Dans « Histoire d’un ruisseau », d’Elisée Reclus, paru en 1869, on trouve ceci : « A qui donc est ce ruisseau dont nous nous disons les propriétaires, comme si nous étions les seuls à en jouir ? N’appartient-il pas aussi bien, et mieux encore, à tous les êtres qui le peuplent et qui en tirent leur substance et leur vie ? »ER . En 1975, j’ai été amené, lors d’un stage à l’Agence de bassin Adour-Garonne, à analyser des débits d’eau sur un affluent de la Garonne, l’Hers-vif : il s’agissait alors de savoir si on pouvait en dériver le cours pour approvisionner en période d’étiage la Garonne. Le choix se résumait alors, sans le dire, à : soit pouvoir garantir ainsi à la centrale nucléaire de Golfech, déjà programmée, un débit suffisant d’eau, et anéantir la vie halieutique de l’Hers, soit proposer, en vain, bien sûr, le choix inverse…. Qui décide, et comment, l’utilisation de cette ressource commune : l’eau d’un ruisseau ? Début de réflexion pour moi, et de doutes aussi …Dans la maison voisine, un perroquet chantait sans cesse, de façon sans doute prémonitoire : « Helloooo ! Le soleil bri-i-i-i-i-i-i-i-lleu-eu-eu-eu ! »

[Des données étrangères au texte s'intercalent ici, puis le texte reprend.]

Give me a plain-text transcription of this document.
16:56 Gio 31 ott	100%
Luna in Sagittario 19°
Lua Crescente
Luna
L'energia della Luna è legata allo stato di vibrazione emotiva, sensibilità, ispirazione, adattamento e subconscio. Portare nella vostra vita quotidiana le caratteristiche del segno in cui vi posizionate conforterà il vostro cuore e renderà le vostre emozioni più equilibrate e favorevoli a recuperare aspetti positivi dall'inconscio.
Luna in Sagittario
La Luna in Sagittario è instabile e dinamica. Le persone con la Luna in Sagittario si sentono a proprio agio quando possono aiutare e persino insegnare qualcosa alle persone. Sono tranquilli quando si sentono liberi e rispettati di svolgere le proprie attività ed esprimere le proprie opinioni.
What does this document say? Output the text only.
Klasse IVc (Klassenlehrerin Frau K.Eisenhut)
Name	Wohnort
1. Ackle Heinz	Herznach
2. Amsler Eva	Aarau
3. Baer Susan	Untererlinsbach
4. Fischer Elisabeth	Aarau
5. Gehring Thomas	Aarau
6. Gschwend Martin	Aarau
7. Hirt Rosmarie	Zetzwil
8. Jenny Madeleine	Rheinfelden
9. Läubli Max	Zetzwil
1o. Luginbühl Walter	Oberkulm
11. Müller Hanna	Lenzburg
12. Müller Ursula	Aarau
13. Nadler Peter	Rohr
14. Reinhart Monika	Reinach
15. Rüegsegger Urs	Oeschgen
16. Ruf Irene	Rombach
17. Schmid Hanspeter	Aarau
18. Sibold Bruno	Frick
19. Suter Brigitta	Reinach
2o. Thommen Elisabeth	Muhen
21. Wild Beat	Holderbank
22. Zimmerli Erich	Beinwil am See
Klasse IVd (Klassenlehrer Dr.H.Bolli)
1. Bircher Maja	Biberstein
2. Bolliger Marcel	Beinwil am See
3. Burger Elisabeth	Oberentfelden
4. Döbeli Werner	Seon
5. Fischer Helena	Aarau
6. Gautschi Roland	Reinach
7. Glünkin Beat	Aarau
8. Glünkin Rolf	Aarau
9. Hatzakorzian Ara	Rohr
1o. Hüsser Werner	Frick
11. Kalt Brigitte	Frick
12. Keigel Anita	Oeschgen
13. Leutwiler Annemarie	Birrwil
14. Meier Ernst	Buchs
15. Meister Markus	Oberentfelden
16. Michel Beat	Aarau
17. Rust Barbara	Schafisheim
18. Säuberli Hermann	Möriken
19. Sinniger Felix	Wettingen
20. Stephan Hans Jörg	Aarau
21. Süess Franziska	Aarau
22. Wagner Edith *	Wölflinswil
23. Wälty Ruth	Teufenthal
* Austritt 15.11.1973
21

Elinor Ostrom, prix Nobel d’économie en 2009, a eu elle aussi, l’occasion de se pencher sur les conséquences de l’industrie hydraulique en Californie, dans les années soixante : « Sans savoir que j’étudiais un problème de réservoir commun de ressources, je me suis néanmoins familiarisée avec le type de questions soulevées par la gestion d’une ressource partagée par les usagers. » EO
Nous avons déjà, avec Sarah Vanuxem (Traces 21), et « Posséder la terre » (Traces 22), appris à relativiser le droit de propriété, et exploré des pistes pour des communs, comme les sections communales, dont il a été question dans l’Ardèche des Traces 55. Ici nous suivrons deux publications récentes, d’auteurs pour qui Elinor Ostrom est un phare :
« Le retour des communs- La crise de l’idéologie propriétaire » (2015) Collectif sous la direction de Benjamin Coriat, avec le point de vue d’économistes.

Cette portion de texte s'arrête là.